Hücrede aç ve susuz bırakıldığını iddia eden Kıdık, karakoldaki benzer sorulara cezaevinde de muhatap kaldığını kaydederek, "Daha sonra mütercim diye az derece Türkçe bilen birini getirdiler fakat kesinlikle anlaşamıyorduk. Sonra o kişi, 'Biz zaten öğrendik öğreneceğimizi' dedi. Beni oradan alarak Yabancılar Şubesine getirdiler. Görevliler bana, 'mahkumiyet süren bitti, bundan sonra hükümlü değilsin. Seni yarın itibariyle uçakla Türkiye'ye göndereceğiz' dediler" diye konuştu.
 
Polis gözetiminde başka bir yere götürüldüğü sırada eşine telefon etme fırsatı bulduğunu ve durumu anlattığını ifade eden Kıdık, eşinin bir arkadaşını aradığını, bu kişinin de elçilik yetkililerine haber verdiğini söyledi.

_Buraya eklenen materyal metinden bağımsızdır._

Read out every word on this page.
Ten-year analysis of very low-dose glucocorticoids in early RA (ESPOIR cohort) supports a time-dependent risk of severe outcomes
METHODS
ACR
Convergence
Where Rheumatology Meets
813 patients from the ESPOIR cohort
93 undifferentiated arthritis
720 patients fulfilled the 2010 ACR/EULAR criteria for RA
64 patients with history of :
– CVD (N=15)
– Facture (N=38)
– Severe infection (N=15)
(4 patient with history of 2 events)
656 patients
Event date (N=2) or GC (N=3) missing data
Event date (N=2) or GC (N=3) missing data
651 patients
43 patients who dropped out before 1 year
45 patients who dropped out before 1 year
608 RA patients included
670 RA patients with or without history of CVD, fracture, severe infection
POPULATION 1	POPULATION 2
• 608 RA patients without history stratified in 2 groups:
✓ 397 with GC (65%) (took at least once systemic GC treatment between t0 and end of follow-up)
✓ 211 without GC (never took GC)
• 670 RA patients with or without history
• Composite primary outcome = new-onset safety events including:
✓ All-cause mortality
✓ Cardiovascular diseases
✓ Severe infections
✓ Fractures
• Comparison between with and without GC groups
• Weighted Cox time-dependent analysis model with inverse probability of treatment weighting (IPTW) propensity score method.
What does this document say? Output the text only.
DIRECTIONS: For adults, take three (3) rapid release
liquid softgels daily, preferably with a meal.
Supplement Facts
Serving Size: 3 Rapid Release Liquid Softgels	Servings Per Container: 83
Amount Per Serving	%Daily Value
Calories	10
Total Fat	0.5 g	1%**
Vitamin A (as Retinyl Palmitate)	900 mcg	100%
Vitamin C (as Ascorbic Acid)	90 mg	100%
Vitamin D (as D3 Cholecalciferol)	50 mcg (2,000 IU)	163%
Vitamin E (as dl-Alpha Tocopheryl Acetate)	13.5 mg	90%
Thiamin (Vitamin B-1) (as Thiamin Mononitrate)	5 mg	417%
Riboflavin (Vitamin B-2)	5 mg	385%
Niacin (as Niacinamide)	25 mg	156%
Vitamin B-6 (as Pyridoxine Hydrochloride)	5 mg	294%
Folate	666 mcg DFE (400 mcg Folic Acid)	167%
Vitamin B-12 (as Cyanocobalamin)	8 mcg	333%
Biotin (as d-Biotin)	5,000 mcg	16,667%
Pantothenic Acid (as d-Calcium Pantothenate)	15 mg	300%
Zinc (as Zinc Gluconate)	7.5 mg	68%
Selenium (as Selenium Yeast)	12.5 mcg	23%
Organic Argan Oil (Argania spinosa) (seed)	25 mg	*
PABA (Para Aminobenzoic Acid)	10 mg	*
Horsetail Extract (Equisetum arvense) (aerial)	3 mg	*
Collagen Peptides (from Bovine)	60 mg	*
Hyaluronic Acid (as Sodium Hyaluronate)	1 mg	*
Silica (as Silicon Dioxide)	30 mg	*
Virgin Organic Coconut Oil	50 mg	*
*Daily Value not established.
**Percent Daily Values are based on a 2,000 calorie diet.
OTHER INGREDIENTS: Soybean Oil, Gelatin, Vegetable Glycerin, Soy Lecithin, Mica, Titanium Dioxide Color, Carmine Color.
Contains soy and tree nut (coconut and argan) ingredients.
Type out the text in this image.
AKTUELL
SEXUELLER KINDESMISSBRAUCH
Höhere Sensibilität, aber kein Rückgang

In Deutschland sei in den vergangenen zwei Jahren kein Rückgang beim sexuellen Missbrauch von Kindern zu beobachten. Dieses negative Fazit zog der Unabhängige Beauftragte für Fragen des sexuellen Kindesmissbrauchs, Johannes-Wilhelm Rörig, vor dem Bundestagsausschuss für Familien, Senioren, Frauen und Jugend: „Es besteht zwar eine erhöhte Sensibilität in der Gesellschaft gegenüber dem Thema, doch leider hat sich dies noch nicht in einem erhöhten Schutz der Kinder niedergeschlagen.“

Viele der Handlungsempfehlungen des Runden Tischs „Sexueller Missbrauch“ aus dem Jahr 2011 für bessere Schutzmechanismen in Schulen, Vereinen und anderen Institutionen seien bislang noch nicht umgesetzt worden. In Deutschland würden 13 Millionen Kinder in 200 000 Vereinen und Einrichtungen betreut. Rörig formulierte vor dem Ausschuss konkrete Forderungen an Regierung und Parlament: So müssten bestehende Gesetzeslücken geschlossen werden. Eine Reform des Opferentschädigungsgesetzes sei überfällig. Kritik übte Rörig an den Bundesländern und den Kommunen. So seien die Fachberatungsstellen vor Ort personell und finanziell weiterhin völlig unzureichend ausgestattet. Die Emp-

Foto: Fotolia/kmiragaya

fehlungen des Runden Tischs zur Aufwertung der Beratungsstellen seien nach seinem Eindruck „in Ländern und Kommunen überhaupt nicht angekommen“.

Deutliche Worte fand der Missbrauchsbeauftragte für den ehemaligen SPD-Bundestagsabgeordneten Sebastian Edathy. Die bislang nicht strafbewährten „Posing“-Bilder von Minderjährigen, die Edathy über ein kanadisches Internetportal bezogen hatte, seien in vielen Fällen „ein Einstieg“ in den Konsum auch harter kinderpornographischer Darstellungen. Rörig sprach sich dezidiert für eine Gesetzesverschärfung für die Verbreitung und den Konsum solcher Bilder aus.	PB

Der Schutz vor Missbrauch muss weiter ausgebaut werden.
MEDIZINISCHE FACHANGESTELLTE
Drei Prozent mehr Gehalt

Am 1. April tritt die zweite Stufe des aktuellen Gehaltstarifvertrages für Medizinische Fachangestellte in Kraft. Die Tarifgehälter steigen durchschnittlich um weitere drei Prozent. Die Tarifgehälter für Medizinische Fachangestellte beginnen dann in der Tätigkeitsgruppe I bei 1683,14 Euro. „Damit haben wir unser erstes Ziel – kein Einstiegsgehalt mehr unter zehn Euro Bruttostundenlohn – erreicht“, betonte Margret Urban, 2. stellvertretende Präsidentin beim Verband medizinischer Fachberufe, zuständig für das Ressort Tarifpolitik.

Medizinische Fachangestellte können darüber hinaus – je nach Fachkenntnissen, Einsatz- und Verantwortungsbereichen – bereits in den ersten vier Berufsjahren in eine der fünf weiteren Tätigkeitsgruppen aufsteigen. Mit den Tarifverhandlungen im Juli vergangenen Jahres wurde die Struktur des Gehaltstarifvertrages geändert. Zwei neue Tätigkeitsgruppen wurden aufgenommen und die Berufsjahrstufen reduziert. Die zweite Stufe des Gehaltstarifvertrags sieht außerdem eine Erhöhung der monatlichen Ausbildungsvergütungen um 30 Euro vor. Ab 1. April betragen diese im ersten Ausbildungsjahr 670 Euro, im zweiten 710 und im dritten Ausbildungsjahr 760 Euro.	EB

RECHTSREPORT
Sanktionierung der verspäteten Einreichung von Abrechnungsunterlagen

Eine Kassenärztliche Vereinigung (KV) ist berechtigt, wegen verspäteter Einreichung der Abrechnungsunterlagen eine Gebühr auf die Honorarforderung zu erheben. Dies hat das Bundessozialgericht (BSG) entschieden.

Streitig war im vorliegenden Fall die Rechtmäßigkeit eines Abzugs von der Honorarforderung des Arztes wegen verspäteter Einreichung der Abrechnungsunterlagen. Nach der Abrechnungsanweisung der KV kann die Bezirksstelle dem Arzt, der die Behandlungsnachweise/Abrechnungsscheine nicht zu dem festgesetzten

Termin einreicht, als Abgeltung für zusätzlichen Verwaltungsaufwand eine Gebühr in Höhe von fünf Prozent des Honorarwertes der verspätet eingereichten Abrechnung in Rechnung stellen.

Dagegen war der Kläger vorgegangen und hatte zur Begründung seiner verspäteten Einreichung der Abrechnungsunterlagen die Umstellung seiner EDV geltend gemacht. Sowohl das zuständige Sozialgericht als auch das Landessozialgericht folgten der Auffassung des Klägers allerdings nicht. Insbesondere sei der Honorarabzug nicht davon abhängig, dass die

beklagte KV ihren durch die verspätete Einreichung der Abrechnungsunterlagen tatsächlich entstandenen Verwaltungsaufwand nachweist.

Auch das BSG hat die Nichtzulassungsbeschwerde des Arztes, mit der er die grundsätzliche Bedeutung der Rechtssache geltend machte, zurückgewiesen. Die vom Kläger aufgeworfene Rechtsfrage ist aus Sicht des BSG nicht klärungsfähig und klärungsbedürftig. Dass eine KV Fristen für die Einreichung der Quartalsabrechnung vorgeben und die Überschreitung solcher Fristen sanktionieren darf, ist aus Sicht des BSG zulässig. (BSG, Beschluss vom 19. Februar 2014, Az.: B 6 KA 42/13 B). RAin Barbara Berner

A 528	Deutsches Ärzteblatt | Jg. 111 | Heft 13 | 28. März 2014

Kıdık, daha sonra yetkililer aracılığıyla eşyalarını teslim alarak, işlemlerinin tamamlanmasının ardından polis gözetiminde havaalanına doğru hareket ettiğini söyledi.
 
Yolda askerler tarafından durdurulduklarını ifade eden Kıdık, "Yanımızdaki polis kendisini tanıtmasına rağmen ona inanmadılar ama daha sonra ikna oldular. Birbirlerine bile güvenleri yok bu insanların. Suriye çok karışık bir durumda. Yaşadığım olaylardan sonra umudumu kaybettim, hatta umudumu kaybettiğimde defalarca Kelime-i Şehadet getirdim. Yaşayacak zamanımız varmış, Cenabı Hak yaşattı" diye konuştu.